No campo pragmático, surge Fábricio Falcão, o favorito da realpolitik. Transita da direita à esquerda com desenvoltura, construiu alianças heterodoxas, mantém estrutura robusta e conexão com o governo estadual e federal. Não faz discurso para agradar bolhas; organiza base, articula prefeitos, costura acordos. Política, no sentido clássico do termo. Se eleição fosse apenas cálculo estrutural, largaria na frente. E talvez largue.
Já Wagner Alves encarna outra lógica: é o herdeiro da estrutura municipal. Candidato da prefeita, apoiado por vereadores e com respaldo do empresariado local, tende a ser o mais votado dentro da cidade. A máquina municipal pesa, e pesa muito. Mas eleição estadual não se resolve apenas na Avenida Olívia Flores. A pergunta crucial é: há capilaridade regional? Há densidade de voto em municípios vizinhos? Se houver, consolida-se como protagonista. Se não houver, o voto urbano pode se revelar insuficiente. Matemática eleitoral não admite sentimentalismo.
E há o player silencioso: Quinho Tigre. Ex-prefeito de Belo Campo, ex-presidente da UPB, articulador experimentado. O chamado “fator UPB” não é detalhe; é rede de ex-prefeitos, ex-gestores, relações construídas ao longo de anos. Soma-se a isso a estrutura do governo estadual. Não é candidato de barulho. É candidato de bastidor.

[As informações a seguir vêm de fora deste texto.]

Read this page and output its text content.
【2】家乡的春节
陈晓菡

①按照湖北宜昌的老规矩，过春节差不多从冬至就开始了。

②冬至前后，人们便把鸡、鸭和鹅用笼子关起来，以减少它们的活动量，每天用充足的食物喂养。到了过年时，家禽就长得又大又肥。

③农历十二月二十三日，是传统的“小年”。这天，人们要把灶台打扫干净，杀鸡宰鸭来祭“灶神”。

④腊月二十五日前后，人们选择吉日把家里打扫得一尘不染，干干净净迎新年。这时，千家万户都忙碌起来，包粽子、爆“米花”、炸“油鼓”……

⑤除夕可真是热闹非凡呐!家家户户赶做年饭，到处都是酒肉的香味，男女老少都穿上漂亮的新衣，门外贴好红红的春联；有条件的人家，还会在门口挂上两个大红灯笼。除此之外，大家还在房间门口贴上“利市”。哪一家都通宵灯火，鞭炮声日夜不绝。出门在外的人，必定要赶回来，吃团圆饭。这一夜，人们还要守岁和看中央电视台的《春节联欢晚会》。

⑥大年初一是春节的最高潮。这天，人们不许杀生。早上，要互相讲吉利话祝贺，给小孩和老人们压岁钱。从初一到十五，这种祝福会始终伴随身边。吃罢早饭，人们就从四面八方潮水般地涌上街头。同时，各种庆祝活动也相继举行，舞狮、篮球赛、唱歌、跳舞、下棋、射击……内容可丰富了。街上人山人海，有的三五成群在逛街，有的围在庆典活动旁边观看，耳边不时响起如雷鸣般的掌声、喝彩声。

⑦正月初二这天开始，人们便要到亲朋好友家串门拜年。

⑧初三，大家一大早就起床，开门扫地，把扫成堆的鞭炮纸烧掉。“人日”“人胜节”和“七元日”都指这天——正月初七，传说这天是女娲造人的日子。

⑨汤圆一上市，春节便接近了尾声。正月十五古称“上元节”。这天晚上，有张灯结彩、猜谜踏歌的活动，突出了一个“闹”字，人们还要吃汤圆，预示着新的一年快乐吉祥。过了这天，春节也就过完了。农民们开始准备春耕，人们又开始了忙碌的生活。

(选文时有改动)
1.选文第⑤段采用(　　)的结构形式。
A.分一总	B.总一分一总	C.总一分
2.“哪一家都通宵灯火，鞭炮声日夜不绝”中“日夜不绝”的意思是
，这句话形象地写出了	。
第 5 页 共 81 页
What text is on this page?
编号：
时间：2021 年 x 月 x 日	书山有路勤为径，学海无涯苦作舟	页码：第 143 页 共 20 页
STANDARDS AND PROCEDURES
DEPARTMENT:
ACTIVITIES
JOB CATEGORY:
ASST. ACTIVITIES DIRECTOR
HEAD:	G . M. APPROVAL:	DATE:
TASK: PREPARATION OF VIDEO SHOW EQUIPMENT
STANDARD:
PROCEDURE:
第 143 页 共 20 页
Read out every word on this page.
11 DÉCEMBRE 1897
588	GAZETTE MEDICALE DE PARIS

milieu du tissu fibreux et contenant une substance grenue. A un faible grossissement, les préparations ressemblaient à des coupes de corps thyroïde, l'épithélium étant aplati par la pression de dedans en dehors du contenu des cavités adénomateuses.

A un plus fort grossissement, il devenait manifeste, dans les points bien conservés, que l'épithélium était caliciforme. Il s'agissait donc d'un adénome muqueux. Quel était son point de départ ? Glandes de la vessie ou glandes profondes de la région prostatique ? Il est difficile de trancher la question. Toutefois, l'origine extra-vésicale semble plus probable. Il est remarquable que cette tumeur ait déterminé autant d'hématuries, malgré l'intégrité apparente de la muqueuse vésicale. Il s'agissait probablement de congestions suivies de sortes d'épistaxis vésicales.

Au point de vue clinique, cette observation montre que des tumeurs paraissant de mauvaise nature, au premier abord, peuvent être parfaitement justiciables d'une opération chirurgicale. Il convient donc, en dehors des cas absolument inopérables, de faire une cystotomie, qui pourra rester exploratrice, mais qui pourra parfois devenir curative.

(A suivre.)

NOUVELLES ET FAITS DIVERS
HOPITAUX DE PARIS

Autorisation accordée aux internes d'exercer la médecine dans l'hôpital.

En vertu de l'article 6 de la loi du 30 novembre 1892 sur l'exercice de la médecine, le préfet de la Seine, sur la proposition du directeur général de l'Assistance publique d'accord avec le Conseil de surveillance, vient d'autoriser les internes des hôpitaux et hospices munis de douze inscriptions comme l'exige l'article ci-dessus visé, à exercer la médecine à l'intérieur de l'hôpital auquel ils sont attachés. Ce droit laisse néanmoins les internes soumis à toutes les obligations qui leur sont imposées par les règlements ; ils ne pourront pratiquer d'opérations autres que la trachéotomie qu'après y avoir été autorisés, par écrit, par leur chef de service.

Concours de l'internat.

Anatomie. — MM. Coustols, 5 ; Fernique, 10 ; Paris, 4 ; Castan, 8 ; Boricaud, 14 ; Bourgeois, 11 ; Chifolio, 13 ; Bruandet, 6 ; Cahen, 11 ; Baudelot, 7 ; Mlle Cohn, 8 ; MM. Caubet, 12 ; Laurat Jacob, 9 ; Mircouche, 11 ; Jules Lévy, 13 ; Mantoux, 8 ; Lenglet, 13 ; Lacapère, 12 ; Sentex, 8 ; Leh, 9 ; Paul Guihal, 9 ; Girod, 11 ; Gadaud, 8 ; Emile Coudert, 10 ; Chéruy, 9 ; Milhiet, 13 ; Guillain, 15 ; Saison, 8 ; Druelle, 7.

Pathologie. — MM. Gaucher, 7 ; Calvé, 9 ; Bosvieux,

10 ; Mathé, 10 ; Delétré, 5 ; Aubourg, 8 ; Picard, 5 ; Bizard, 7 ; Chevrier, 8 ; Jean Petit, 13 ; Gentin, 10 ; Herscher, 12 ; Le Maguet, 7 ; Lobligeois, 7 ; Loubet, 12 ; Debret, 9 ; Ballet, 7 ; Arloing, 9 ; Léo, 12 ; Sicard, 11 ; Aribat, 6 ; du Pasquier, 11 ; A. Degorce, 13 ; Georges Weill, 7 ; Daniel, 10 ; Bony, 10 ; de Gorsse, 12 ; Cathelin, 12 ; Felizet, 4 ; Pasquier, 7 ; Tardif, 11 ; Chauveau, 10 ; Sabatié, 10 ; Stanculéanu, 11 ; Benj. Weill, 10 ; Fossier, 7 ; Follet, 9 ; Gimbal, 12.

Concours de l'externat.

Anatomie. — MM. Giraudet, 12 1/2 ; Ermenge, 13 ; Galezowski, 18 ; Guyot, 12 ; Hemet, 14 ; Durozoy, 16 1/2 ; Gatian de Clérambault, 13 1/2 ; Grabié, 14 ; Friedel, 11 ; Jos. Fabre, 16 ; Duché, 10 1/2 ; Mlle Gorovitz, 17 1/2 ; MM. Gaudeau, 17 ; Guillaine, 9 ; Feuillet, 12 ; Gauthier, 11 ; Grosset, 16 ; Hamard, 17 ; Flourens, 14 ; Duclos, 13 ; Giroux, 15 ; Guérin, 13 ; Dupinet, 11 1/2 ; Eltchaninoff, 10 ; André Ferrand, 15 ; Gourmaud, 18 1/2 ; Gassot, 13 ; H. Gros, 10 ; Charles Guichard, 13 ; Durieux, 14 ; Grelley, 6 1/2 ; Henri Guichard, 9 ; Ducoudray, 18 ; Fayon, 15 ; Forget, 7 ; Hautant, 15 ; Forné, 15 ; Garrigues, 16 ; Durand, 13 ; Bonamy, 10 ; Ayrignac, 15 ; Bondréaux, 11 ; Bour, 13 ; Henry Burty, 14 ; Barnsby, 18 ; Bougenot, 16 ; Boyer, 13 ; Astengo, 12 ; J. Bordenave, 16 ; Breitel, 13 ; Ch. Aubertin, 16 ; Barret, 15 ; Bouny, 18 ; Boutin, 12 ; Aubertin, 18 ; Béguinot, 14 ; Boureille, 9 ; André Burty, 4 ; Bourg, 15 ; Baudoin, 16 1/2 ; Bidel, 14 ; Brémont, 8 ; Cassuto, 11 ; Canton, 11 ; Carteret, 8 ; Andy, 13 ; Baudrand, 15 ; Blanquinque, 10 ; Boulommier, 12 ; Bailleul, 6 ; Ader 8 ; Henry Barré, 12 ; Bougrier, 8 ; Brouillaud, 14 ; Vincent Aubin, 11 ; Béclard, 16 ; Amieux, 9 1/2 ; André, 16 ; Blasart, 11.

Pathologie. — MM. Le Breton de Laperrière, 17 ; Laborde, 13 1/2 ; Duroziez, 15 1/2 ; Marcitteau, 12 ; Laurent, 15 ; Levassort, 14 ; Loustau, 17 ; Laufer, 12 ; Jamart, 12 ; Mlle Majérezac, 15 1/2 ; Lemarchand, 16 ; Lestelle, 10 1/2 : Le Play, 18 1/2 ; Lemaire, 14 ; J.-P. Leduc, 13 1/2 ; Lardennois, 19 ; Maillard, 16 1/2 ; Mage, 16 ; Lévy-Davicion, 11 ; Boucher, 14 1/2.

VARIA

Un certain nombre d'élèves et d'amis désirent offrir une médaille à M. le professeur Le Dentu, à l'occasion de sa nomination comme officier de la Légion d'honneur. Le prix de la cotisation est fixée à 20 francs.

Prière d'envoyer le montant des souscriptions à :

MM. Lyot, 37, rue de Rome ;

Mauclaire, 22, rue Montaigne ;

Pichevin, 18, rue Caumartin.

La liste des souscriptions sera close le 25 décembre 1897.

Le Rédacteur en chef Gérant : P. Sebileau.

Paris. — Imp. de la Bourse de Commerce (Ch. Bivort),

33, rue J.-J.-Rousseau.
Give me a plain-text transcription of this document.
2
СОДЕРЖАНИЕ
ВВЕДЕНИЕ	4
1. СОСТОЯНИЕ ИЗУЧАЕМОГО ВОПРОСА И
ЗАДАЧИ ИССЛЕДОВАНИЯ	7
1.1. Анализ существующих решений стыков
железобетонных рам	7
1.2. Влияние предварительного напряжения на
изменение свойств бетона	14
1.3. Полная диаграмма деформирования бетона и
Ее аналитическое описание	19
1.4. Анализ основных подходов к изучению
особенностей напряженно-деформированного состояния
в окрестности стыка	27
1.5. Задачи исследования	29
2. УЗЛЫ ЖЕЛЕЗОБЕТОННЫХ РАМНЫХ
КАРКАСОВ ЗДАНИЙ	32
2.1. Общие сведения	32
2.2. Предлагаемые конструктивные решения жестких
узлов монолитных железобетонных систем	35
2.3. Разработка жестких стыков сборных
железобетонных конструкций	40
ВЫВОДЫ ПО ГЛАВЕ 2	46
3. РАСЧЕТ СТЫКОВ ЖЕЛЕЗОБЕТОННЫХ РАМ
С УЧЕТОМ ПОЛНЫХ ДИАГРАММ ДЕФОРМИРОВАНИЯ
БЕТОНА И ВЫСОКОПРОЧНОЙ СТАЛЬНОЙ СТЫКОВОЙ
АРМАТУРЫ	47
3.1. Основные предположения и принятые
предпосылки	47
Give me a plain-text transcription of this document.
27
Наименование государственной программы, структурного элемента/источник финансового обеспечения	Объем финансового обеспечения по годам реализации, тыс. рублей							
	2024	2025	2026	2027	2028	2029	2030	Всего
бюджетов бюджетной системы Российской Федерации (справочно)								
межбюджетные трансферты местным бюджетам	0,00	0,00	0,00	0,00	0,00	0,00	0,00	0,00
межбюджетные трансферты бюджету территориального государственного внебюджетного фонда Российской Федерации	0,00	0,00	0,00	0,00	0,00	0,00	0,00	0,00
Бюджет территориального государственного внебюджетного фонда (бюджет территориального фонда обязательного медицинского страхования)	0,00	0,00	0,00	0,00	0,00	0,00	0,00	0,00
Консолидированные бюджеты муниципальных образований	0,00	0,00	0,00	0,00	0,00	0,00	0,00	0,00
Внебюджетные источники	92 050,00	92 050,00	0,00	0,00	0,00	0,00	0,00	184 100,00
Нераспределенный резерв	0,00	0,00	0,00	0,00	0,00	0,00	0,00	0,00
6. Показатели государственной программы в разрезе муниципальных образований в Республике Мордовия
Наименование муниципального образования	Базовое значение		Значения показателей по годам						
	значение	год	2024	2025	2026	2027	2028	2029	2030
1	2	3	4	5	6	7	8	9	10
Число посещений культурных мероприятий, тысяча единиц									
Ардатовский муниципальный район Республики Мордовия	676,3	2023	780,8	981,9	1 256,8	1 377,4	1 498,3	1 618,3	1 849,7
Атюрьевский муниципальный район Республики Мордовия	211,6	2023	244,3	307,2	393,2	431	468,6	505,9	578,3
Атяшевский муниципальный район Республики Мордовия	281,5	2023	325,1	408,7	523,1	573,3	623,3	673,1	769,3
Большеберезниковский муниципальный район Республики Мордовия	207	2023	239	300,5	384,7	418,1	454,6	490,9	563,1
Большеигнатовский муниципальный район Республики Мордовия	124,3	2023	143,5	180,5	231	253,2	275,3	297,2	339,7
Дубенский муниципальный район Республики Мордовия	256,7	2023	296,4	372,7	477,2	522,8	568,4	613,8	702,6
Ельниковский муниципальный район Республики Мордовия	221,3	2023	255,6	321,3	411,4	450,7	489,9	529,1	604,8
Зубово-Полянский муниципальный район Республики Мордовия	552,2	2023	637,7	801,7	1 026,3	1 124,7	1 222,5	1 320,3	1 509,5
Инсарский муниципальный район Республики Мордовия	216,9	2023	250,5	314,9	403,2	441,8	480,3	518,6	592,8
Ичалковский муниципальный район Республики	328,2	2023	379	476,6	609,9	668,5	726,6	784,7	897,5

E bastidor, em eleição proporcional, decide destinos. Sub-repticiamente.
Enquanto isso, parte do eleitor médio insiste em tratar deputado estadual como vereador de luxo — aquele que resolve calçamento, que intermedeia consulta, que tira foto em festa de padroeiro. Não é assim. O xadrez da ALBA se decide pelo coeficiente eleitoral, pela soma partidária, pela capacidade de puxar e ser puxado por votos. É engenharia política, não romantismo cívico.
Os amadores falam em coerência ideológica como se fosse credencial suficiente. Não é. Sem estrutura, sem dinheiro, sem rede regional, candidatura vira peça decorativa no tabuleiro. Serve para compor, para ajudar o partido a alcançar o quociente, para negociar espaço futuro. Nada mais.
No fim, a disputa real parece concentrar-se nesses quatro nomes — tradição, pragmatismo, máquina municipal e articulação estadual. O resto compõe o cenário, dá colorido ao debate, mas dificilmente rompe a barreira aritmética.
Os fatos são o que são.
E, no xadrez de Conquista, quem não entende a lógica do coeficiente termina celebrando curtidas enquanto outro toma posse na ALBA.